Haynes/Robinson Try Stalling Their Lawsuit. New York Answers: Not So Fast.

Haynes/Robinson Try Stalling Their Lawsuit. New York Answers: Not So Fast.

When Will They Apologize to the Many People and Community They Slandered?

In September, RIOC President/CEO Shelton J. Haynes and Chief Counsel Gretchen Robinson-Haynes/Robinson – blew out a lawsuit attacking Roosevelt Island residents and elected and appointed public officials. All, they say, played a role in a racial attack on them. Then, a month later, they tried slamming the brakes. The state is having none of it.

by David Stone

The Roosevelt Island Daily News

Step One. Oops. Step Two. Stop

It is true that beauty is only skin-deep – but ugly goes clear to the bone.”

Dorothy Parker

As reported earlier, Haynes/Robinson filed an accusation-laden lawsuit charging racial discrimination against five state employees. But they threw a whole host of others, including this writer, into the bucket of shame.


You could almost hear it hitting the wall. How much would stick?

Questions arose instantly about the timing and ballooned when, less than a month later, they asked for a stay – of their own lawsuit… Wait for it… Because of their own mistake.

I write on behalf of Plaintiffs Shelton J. Haynes and Gretchen K. Robinson (“Plaintiffs”) to respectfully request that this Court stay proceedings pending the issuance of a Notice of Right to Sue Letter (“the Notice Letter”) by the Equal Employment Opportunity Commission (“EEOC”).

Attorneys for Haynes and Robinson

The EEOC Right to Sue Letter is required prior to filing racial discrimination lawsuits in federal court. In an apparent, inexplicable rush, they filed without one or even requesting one.

Now, they asked that everyone cool their heels while they asked for one, a process that normally takes six months. No reason was offered for the error.

New York State to Haynes/Robinson: Not So Fast

“The request should be denied because Plaintiffs, under no time constraint, brought this case against five public employees in an attempt to skirt the statutory requirement to exhaust administrative remedies, and now seek to delay Defendants from rebutting serious accusations.” the state’s attorneys pointed out in response.

“Defendants are government employees who are the subjects of serious allegations of wrongdoing. The lawsuit appears intended to inhibit Defendants’ ability to execute the duties of their offices…”

What About All the Others Slandered?

The state’s rebuttal concerns only their own officials, rightfully because no one else got sued. But Haynes and Robinson accuse numerous named and unnamed Roosevelt Islanders and public officials in their filing.
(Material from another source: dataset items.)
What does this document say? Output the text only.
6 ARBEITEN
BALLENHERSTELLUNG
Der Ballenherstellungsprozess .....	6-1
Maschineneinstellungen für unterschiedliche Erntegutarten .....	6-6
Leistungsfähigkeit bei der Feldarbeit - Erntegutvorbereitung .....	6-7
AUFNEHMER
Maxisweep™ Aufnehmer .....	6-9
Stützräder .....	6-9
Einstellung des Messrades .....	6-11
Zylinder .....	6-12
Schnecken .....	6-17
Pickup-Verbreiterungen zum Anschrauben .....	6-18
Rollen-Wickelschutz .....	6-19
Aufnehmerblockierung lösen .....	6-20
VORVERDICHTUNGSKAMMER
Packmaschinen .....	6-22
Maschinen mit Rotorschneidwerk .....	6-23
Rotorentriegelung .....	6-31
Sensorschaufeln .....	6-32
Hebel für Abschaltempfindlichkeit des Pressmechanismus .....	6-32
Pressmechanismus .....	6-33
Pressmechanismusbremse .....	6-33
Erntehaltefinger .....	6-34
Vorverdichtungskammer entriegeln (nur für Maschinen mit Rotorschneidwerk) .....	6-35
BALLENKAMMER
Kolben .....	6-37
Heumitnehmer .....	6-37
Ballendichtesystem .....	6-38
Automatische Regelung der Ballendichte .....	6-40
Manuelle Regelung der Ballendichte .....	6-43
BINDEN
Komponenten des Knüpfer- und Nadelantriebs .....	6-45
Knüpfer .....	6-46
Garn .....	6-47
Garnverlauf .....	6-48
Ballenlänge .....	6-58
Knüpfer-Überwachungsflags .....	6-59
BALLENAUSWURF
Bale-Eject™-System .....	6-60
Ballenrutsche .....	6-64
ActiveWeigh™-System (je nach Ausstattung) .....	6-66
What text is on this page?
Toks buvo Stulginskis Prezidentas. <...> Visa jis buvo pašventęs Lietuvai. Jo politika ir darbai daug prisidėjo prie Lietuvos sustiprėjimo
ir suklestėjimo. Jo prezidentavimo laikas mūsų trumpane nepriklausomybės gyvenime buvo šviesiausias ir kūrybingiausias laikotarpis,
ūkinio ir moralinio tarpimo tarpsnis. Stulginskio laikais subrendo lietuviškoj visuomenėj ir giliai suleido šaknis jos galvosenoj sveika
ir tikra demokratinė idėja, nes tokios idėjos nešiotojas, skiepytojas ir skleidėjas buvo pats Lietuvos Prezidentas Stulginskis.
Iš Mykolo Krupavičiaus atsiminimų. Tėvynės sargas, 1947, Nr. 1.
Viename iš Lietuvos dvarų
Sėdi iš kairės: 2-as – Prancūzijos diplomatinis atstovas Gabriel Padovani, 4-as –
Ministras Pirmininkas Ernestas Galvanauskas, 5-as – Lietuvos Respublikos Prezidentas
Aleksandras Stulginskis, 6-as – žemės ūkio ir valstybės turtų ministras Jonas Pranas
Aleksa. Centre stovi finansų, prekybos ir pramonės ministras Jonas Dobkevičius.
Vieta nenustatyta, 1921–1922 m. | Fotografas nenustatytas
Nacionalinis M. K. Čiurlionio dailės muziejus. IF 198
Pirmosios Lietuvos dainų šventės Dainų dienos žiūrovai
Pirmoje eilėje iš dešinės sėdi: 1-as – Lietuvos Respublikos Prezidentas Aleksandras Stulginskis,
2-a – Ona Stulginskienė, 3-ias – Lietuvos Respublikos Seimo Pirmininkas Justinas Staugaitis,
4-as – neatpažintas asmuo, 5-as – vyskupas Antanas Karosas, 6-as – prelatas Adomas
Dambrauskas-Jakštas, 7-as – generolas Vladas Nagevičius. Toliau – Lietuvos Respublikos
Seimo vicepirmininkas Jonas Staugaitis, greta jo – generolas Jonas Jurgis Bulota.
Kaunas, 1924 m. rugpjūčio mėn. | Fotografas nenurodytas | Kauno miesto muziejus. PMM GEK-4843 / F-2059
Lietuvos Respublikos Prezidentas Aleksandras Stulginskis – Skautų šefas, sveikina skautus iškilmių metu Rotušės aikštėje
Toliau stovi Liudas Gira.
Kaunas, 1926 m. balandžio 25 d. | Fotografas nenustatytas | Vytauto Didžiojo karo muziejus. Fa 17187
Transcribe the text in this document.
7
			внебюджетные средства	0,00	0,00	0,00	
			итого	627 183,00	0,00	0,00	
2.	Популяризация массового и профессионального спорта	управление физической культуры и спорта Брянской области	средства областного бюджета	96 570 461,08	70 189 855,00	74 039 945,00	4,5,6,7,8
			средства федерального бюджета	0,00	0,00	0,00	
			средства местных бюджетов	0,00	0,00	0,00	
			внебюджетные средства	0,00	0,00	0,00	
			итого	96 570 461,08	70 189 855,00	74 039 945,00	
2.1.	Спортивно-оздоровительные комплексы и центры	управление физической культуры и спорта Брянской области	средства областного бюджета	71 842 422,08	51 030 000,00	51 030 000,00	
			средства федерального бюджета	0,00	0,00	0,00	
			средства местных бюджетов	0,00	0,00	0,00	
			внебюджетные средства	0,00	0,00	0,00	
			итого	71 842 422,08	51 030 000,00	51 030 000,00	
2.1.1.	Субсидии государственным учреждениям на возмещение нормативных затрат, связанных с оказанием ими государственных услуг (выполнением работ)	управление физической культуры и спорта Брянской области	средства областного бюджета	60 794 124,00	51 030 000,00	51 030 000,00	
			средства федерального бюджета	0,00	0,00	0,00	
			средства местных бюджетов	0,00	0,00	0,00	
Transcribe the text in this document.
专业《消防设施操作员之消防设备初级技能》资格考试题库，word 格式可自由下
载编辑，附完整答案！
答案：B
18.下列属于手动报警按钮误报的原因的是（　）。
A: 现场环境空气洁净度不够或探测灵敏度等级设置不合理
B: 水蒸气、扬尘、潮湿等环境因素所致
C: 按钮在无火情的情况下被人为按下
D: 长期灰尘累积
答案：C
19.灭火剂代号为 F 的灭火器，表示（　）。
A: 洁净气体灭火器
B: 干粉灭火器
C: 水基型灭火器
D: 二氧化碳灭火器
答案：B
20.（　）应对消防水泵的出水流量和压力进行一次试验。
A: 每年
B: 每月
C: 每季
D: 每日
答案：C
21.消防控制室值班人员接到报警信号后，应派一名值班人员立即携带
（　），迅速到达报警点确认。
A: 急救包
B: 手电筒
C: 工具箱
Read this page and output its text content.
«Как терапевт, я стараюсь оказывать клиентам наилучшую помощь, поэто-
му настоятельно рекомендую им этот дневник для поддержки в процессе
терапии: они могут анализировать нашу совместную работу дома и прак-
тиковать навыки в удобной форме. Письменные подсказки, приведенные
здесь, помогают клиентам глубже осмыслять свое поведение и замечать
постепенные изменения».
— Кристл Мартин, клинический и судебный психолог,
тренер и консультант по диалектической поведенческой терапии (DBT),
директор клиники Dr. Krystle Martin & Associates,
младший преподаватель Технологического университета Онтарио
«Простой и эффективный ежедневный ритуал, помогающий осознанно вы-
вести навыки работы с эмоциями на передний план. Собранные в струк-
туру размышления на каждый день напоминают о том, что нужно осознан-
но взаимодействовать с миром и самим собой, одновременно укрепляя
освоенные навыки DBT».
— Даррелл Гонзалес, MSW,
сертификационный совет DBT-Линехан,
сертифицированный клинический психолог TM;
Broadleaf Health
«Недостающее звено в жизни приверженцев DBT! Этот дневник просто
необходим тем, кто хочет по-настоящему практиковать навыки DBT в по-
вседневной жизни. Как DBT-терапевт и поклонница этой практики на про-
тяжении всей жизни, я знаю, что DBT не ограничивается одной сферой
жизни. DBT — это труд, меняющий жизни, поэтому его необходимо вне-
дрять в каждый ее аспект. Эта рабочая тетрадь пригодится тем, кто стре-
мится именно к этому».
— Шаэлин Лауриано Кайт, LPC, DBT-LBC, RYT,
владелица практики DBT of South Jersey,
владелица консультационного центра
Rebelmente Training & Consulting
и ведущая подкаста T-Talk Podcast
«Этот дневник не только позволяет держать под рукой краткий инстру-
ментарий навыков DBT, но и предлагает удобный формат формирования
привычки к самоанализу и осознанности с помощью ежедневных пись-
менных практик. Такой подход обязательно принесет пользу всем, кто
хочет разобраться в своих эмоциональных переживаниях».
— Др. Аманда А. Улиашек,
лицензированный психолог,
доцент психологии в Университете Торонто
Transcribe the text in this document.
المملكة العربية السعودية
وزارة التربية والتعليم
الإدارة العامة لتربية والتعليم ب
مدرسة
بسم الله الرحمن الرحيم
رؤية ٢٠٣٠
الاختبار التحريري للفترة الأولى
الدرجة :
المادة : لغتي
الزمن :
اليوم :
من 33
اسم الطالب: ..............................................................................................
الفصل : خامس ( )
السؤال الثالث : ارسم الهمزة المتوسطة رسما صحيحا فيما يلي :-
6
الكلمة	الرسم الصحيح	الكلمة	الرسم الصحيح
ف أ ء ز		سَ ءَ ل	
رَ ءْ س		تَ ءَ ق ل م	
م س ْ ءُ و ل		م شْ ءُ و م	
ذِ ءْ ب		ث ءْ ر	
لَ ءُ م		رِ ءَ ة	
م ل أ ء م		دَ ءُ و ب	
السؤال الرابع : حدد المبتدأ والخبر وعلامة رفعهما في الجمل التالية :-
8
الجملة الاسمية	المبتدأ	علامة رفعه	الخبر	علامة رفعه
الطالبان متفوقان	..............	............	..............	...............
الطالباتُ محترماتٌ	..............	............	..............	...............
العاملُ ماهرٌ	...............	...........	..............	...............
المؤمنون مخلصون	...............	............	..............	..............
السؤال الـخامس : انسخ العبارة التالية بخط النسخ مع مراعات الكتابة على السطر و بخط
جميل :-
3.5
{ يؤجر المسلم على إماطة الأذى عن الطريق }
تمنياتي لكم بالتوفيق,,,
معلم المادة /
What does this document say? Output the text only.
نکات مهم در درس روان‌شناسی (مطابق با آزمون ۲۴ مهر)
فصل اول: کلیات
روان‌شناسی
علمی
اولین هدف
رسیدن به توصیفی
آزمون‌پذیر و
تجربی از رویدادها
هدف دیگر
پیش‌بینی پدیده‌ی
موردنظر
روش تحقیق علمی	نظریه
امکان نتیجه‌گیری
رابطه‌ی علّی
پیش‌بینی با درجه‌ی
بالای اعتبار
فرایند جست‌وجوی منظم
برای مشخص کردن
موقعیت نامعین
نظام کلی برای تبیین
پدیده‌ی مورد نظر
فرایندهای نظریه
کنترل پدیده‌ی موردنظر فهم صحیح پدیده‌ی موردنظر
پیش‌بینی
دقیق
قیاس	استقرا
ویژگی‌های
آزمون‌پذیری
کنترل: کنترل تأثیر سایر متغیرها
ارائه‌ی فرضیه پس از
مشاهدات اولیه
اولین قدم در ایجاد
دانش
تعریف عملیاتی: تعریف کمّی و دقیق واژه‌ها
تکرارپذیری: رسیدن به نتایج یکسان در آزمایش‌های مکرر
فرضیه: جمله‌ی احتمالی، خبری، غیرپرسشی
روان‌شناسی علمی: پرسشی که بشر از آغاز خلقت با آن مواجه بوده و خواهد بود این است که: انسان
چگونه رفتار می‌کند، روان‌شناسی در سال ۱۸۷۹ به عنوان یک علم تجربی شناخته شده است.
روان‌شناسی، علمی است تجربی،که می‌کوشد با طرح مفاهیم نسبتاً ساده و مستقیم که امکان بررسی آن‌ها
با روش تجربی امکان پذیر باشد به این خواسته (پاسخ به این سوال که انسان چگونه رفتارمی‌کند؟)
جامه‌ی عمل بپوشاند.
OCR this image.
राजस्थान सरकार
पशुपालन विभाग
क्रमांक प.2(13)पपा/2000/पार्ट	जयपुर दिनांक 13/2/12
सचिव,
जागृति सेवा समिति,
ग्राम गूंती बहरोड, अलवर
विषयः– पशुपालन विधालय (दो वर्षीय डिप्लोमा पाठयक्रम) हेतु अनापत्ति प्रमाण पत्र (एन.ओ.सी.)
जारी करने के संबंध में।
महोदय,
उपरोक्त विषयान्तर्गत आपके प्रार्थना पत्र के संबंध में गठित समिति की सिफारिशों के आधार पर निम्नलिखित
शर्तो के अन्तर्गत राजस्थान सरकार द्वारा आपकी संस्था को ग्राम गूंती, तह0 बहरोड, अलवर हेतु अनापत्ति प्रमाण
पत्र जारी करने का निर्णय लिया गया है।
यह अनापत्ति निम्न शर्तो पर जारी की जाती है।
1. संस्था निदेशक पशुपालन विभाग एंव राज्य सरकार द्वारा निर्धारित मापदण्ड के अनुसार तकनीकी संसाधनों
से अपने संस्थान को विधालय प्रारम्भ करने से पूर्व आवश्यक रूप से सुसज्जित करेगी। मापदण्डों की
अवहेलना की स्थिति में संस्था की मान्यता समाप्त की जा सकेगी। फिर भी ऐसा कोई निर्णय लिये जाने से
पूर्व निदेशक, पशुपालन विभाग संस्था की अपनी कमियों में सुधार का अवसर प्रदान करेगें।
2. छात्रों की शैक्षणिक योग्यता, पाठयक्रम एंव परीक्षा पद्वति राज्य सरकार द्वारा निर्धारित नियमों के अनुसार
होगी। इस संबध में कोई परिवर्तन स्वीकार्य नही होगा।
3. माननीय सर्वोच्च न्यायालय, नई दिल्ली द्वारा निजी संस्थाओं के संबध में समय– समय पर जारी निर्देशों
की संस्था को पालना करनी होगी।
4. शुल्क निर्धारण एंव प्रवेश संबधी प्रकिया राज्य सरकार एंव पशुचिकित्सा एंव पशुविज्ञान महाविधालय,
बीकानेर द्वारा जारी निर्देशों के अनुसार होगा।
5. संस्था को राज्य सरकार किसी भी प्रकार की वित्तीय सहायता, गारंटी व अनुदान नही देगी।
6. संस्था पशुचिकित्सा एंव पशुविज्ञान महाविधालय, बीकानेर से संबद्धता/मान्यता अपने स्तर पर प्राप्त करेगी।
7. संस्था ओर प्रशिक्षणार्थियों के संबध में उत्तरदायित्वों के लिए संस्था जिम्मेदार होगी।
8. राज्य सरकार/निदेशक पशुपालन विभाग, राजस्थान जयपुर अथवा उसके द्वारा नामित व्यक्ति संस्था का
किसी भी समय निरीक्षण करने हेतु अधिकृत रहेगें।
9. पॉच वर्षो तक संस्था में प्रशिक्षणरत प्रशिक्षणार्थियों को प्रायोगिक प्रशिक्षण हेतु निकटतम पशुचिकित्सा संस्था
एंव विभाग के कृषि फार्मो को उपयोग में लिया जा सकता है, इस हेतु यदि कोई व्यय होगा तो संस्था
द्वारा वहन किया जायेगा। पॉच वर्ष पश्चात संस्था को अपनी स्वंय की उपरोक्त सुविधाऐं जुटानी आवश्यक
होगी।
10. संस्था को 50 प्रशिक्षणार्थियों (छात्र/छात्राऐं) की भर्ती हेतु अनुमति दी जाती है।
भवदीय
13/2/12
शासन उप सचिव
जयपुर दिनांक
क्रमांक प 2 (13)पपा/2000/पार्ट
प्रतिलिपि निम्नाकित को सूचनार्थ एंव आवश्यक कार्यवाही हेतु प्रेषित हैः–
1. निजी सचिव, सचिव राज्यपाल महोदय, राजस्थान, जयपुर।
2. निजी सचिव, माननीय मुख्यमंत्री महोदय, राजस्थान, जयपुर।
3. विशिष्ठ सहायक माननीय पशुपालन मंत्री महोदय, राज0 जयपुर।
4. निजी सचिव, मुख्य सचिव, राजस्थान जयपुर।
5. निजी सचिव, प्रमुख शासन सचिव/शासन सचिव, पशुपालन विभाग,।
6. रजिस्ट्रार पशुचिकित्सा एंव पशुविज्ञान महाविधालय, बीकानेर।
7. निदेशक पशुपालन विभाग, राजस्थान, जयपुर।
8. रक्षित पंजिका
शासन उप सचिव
Who’s looking out for them and the damage to their reputations?

RIOC’s lackadaisical board finds these malicious accusations inconsequential and reportedly tried promoting them.

And while we’re on that topic, in full disclosure, I should add that I’m aware of only a single act of overt racism here during my 30+ years on Roosevelt Island. And that came out of the mouth of a current RIOC board member. That member is Haynes/Robinson’s most ferocious defender today.

Funny how the real world turns, isn’t it?

New York Moves for Dismissal

A week ago today, state attorneys filed a request for immediate dismissal of Haynes/Robinson’s lawsuit, puncturing its very foundation:

  • Defendants’ alleged actions (or, more often, decisions not to act) reflect basic principles of good governance. They do not constitute an orchestrated campaign of discrimination and retaliation, as Plaintiffs’ Complaint alleges.
  • Plaintiffs—the President/CEO and General Counsel of a public benefit corporation—do not, and plausibly cannot, claim that Defendants have hiring or firing authority over them. And because Section 1983 similarly presupposes a showing that Defendants employed or otherwise exerted supervisory control over Plaintiffs, those claims likewise should be dismissed.
  • Second, even if the Complaint could support an inference of discriminatory intent, the claims still should be dismissed because Plaintiffs have not alleged an adverse action reflecting a “materially adverse change” in employment… Plaintiffs continue to serve as RIOC executives with the same compensation and titles, and thus have not plausibly incurred “materially adverse changes” like “termination of employment, a demotion evidenced by a decrease in wage or salary, a less distinguished title, a material loss of benefits, [or] significantly diminished material responsibilities.”
  • Finally, the adverse actions alleged simply reflect adherence to principles of good governance and are not “reasonably likely to deter a person from engaging in protected activity.”

“Accordingly, Plaintiffs’ Complaint should be dismissed in its entirety.”


The assortment of flaws weakening Haynes/Robinson’s claims may lead to dismissal in the next few weeks, but the damage is done.

Roosevelt Island, where racial discrimination was always at a low level, is now embroiled in a high-profile case in which the community at large stands accused.

The lack of guardrails – a wimpy board with no idea of what the members’ legal responsibilities are, state oversight so intrusive it disables local authority and a profound, enduring lack of democracy – nurture these things.

Dismissing this lawsuit would be a start, but healing and correction require much, much more.